2012 NHL Lockout: When Did Lost Seasons Become Normal?

"Season Not Played" should never be on the Cup. Especially not twice. - Kirby Lee-US PRESSWIRE

The NHL was the first to lose a whole season to a lockout. Now, the NHL might become the first league to lose two. When did we get used to this madness?

...Bettman is sanguine about the way forward, and more than a little proud of the way he has transformed the game over the past two decades. League revenues are now eight times what they were when he came into the job. Attendance is up from 14 million a year to more than 20 million. The two work stoppages weren’t lost seasons, he says, they were hockey’s most crucial ones, full of reimagining, planning, and analysis: "We needed the game to be better than it was. It was being bogged down because of the economics and the style of play. And we did that. We were able to completely turn the dial." The Instigator by Jonathan Gatehouse, p. 226


It’s 2012, and the NHL has lost more games to labor disputes than all the other major leagues combined.

Is it time to crank the dial back already? Oh. Whoops. I should have been ready for that. I'm a hockey fan.

Every time Bettman and Daly express their sorrow over the lockout that just "needed" happen again, I think about the quote above. Bettman defends the black marks on his track record as crucial seasons of transformation. In this view, lockouts are ordinary hiccups every sport has to go through from time to time. A way to reset the clock, if you will. Lost seasons aren’t just natural – they’re right and necessary. Calibrations to the system.

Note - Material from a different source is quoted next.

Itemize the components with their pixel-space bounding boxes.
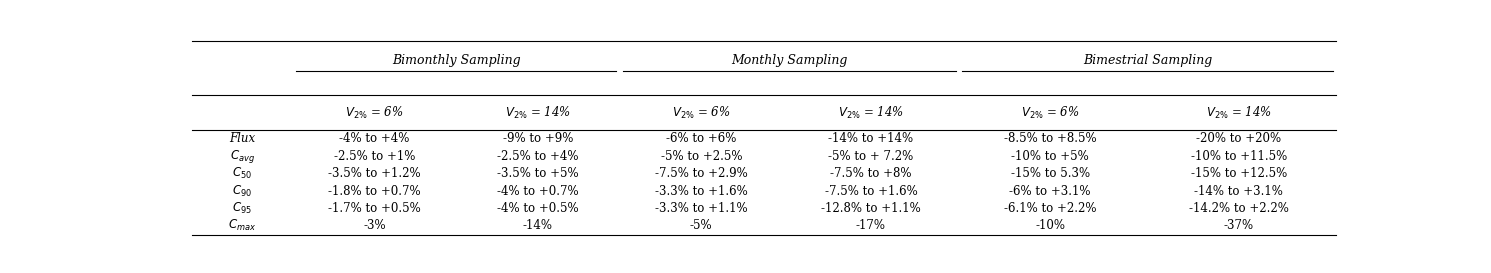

Somewhere along the line, losing an entire season over a CBA went from unthinkable to normal. When did this happen? As Quisp reminded me recently, it was when Bettman took charge.

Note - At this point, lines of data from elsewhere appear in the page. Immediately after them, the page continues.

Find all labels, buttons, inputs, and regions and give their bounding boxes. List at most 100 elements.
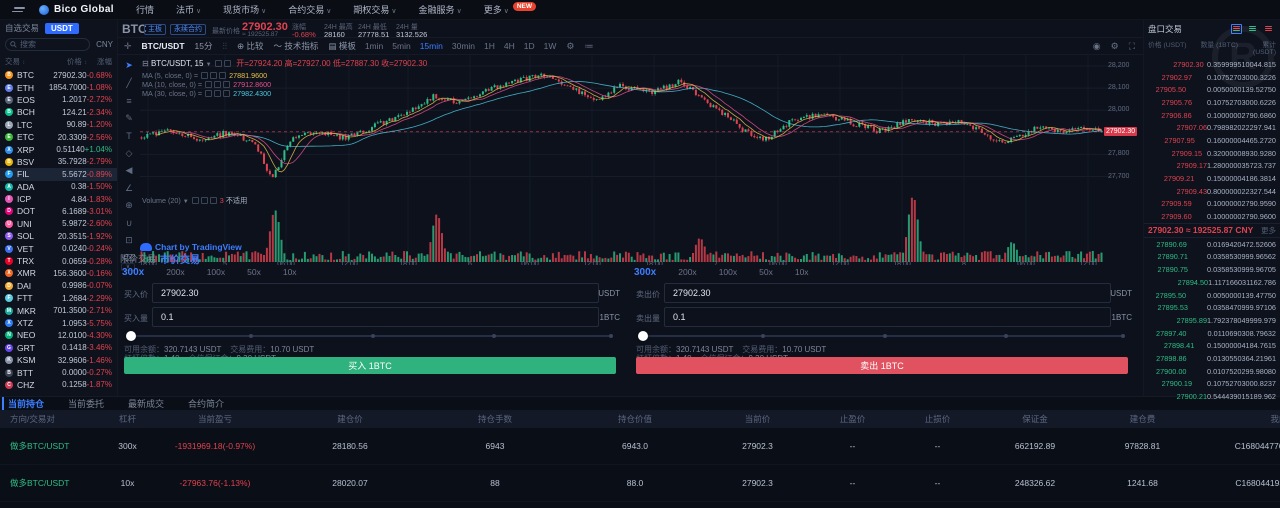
ask-row[interactable]: 27909.43 0.8000000 22327.544: [1176, 186, 1276, 196]
nav-item-1[interactable]: 行情: [135, 5, 154, 15]
sell-amount-input[interactable]: [664, 307, 1111, 327]
bid-row[interactable]: 27894.50 1.1171660 31162.786: [1177, 277, 1276, 287]
ask-row[interactable]: 27902.97 0.1075270 3000.3226: [1161, 72, 1276, 82]
ask-row[interactable]: 27902.30 0.3599995 10044.815: [1173, 59, 1276, 69]
coin-row-bsv[interactable]: B BSV 35.7928 -2.79%: [0, 156, 117, 168]
ask-row[interactable]: 27909.21 0.1500000 4186.3814: [1163, 174, 1276, 184]
ask-row[interactable]: 27905.50 0.0050000 139.52750: [1155, 85, 1276, 95]
candlestick-chart[interactable]: [118, 55, 1140, 270]
sell-leverage-50x[interactable]: 50x: [759, 267, 773, 277]
nav-item-7[interactable]: 更多 ∨: [483, 5, 509, 15]
coin-row-ksm[interactable]: K KSM 32.9606 -1.46%: [0, 354, 117, 366]
bid-row[interactable]: 27890.71 0.0358530 999.96562: [1157, 252, 1276, 262]
coin-row-icp[interactable]: I ICP 4.84 -1.83%: [0, 193, 117, 205]
fullscreen-icon[interactable]: ⛶: [1128, 40, 1135, 51]
bid-row[interactable]: 27897.40 0.0110690 308.79632: [1156, 328, 1276, 338]
coin-row-eth[interactable]: E ETH 1854.7000 -1.08%: [0, 81, 117, 93]
eraser-tool[interactable]: ⌫: [122, 252, 136, 263]
coin-row-mkr[interactable]: M MKR 701.3500 -2.71%: [0, 304, 117, 316]
tradingview-attribution[interactable]: Chart by TradingView: [140, 242, 242, 252]
ask-row[interactable]: 27909.15 0.3200000 8930.9280: [1171, 148, 1276, 158]
timeframe-1min[interactable]: 1min: [364, 41, 384, 51]
ask-row[interactable]: 27907.95 0.1600000 4465.2720: [1164, 135, 1276, 145]
sell-button[interactable]: 卖出 1BTC: [636, 357, 1128, 374]
tab-limit-order[interactable]: 限价交易: [120, 254, 157, 264]
sell-price-input[interactable]: [664, 283, 1111, 303]
ask-row[interactable]: 27906.86 0.1000000 2790.6860: [1161, 110, 1276, 120]
bid-row[interactable]: 27900.19 0.1075270 3000.8237: [1161, 379, 1276, 389]
timeframe-15min[interactable]: 15min: [419, 41, 443, 51]
timeframe-4H[interactable]: 4H: [503, 41, 515, 51]
template-button[interactable]: ▤ 模板: [328, 41, 356, 51]
timeframe-30min[interactable]: 30min: [451, 41, 476, 51]
legend-eye-icon[interactable]: [214, 60, 222, 67]
collapse-chevron-icon[interactable]: ∨: [121, 263, 135, 271]
brush-tool[interactable]: ✎: [125, 112, 133, 123]
book-view-both-icon[interactable]: [1231, 23, 1242, 34]
coin-row-neo[interactable]: N NEO 12.0100 -4.30%: [0, 329, 117, 341]
coin-row-grt[interactable]: G GRT 0.1418 -3.46%: [0, 342, 117, 354]
ask-row[interactable]: 27909.59 0.1000000 2790.9590: [1161, 199, 1276, 209]
nav-item-3[interactable]: 现货市场 ∨: [223, 5, 267, 15]
interval-selector[interactable]: 15分: [194, 41, 213, 51]
trend-line-tool[interactable]: ╱: [126, 77, 132, 88]
bid-row[interactable]: 27895.50 0.0050000 139.47750: [1155, 290, 1276, 300]
positions-tab-当前持仓[interactable]: 当前持仓: [2, 397, 44, 410]
sort-pair-icon[interactable]: ↕: [22, 60, 26, 66]
legend-settings-icon[interactable]: [223, 60, 231, 67]
bid-row[interactable]: 27890.69 0.0169420 472.52606: [1156, 239, 1276, 249]
menu-hamburger-icon[interactable]: [12, 6, 25, 13]
position-row[interactable]: 做多BTC/USDT 300x -1931969.18(-0.97%) 28180.5…: [0, 428, 1280, 465]
tab-usdt-market[interactable]: USDT: [45, 22, 79, 34]
bid-row[interactable]: 27895.89 1.7923780 49999.979: [1176, 315, 1276, 325]
timeframe-5min[interactable]: 5min: [392, 41, 411, 51]
buy-button[interactable]: 买入 1BTC: [124, 357, 616, 374]
ask-row[interactable]: 27909.60 0.1000000 2790.9600: [1161, 212, 1276, 222]
coin-row-etc[interactable]: E ETC 20.3309 -2.56%: [0, 131, 117, 143]
currency-selector[interactable]: CNY: [96, 40, 113, 49]
book-view-bids-icon[interactable]: [1247, 24, 1258, 34]
bid-row[interactable]: 27900.21 0.5444390 15189.962: [1176, 392, 1276, 402]
bid-row[interactable]: 27895.53 0.0358470 999.97106: [1157, 303, 1276, 313]
book-view-asks-icon[interactable]: [1263, 24, 1274, 34]
bid-row[interactable]: 27898.86 0.0130550 364.21961: [1156, 353, 1277, 363]
magnet-tool[interactable]: ∪: [125, 217, 133, 228]
toolbar-symbol[interactable]: BTC/USDT: [141, 41, 185, 51]
coin-row-uni[interactable]: U UNI 5.9872 -2.60%: [0, 218, 117, 230]
coin-row-sol[interactable]: S SOL 20.3515 -1.92%: [0, 230, 117, 242]
buy-leverage-200x[interactable]: 200x: [166, 267, 185, 277]
coin-row-ltc[interactable]: L LTC 90.89 -1.20%: [0, 119, 117, 131]
crosshair-mode-icon[interactable]: ✛: [124, 40, 132, 51]
positions-tab-当前委托[interactable]: 当前委托: [68, 399, 105, 409]
buy-amount-slider[interactable]: [126, 331, 613, 341]
ask-row[interactable]: 27907.06 0.7989820 22297.941: [1176, 123, 1276, 133]
sell-amount-slider[interactable]: [638, 331, 1125, 341]
buy-slider-thumb[interactable]: [126, 331, 136, 341]
coin-row-ftt[interactable]: F FTT 1.2684 -2.29%: [0, 292, 117, 304]
buy-leverage-10x[interactable]: 10x: [282, 267, 297, 277]
tab-favorites[interactable]: 自选交易: [5, 23, 40, 33]
coin-row-btt[interactable]: B BTT 0.0000 -0.27%: [0, 366, 117, 378]
sell-leverage-100x[interactable]: 100x: [718, 267, 738, 277]
bid-row[interactable]: 27900.00 0.0107520 299.98080: [1156, 366, 1276, 376]
positions-tab-最新成交[interactable]: 最新成交: [128, 399, 165, 409]
coin-row-dot[interactable]: D DOT 6.1689 -3.01%: [0, 205, 117, 217]
timeframe-1W[interactable]: 1W: [543, 41, 557, 51]
tab-market-order[interactable]: 市价交易: [160, 255, 200, 266]
indicators-button[interactable]: 〜 技术指标: [273, 41, 319, 51]
coin-row-xrp[interactable]: X XRP 0.51140 +1.04%: [0, 143, 117, 155]
lock-tool[interactable]: ⊡: [125, 235, 133, 246]
coin-row-trx[interactable]: T TRX 0.0659 -0.28%: [0, 255, 117, 267]
timeframe-1H[interactable]: 1H: [484, 41, 495, 51]
coin-row-xmr[interactable]: X XMR 156.3600 -0.16%: [0, 267, 117, 279]
bid-row[interactable]: 27890.75 0.0358530 999.96705: [1157, 265, 1276, 275]
coin-row-dai[interactable]: D DAI 0.9986 -0.07%: [0, 280, 117, 292]
arrow-back-icon[interactable]: ◀: [125, 165, 133, 176]
text-tool[interactable]: T: [126, 130, 132, 141]
position-row[interactable]: 做多BTC/USDT 10x -27963.76(-1.13%) 28020.07 88…: [0, 465, 1280, 502]
shape-tool[interactable]: ◇: [125, 147, 133, 158]
nav-item-2[interactable]: 法币 ∨: [175, 5, 202, 15]
coin-row-chz[interactable]: C CHZ 0.1258 -1.87%: [0, 379, 117, 391]
coin-row-btc[interactable]: B BTC 27902.30 -0.68%: [0, 69, 117, 81]
snapshot-camera-icon[interactable]: ◉: [1092, 40, 1101, 51]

Now, I am not losing sight of the fact that Bettman serves at the will of the owners--I think they have just as much to answer for in this debacle--but we also shouldn’t overlook how much power he has been given to wield over these negotiations, and what this planning has wrought. Changes were made to the bylaws in 2000 to grant the commissioner more power in these situations; any CBA that meets Bettman's approval only needs the backing of eight owners to become reality. Armed with this power, Bettman began preparing for the 2005 lockout more than four years in advance, marshaling support from owners for a long-haul freeze out and working out his legal strategy with Proskauer Rose. (Proskauer Rose has moved on to become the king of lockout advice for all four major sports leagues, and the sharp rise in labor disputes is no coincidence.) The result was a CBA widely viewed as the most owner-friendly in pro sports -- and, strangely enough, it's still not good enough.

Ahem. That's not right.

If you ask for remedies to fix a broken economy, and get everything you want (2004), and then revenues explode to historic levels of more than $3 billion, and you say YOUR ECONOMY IS STILL BROKEN, then — well –

– YOU SUCK AT YOUR JOB. --McSorley's Stick

Or maybe, in the owners' minds, you're brilliant at it and you should be the emperor of hockey forever. And you keep locking out players to squeeze more and more concessions just because you can.

To be honest, I'm starting to view this lockout with a strange sense of detachment. I love the game, but my ability to endure this every seven years is slipping away. It's like watching the captain of a ship spy a massive iceberg ahead and decide to ramp up speed before he smashes into it. That's an insane thing to do. I'm insane for caring about it.

The NHL was the first to lose a whole season to a lockout. Now, the NHL might become the first league to lose two.

Lost games and lost seasons are failures. It's not right, it's not necessary, and it's not normal. But we just expect it by now.

This, in the end, is the NHL's shameful legacy.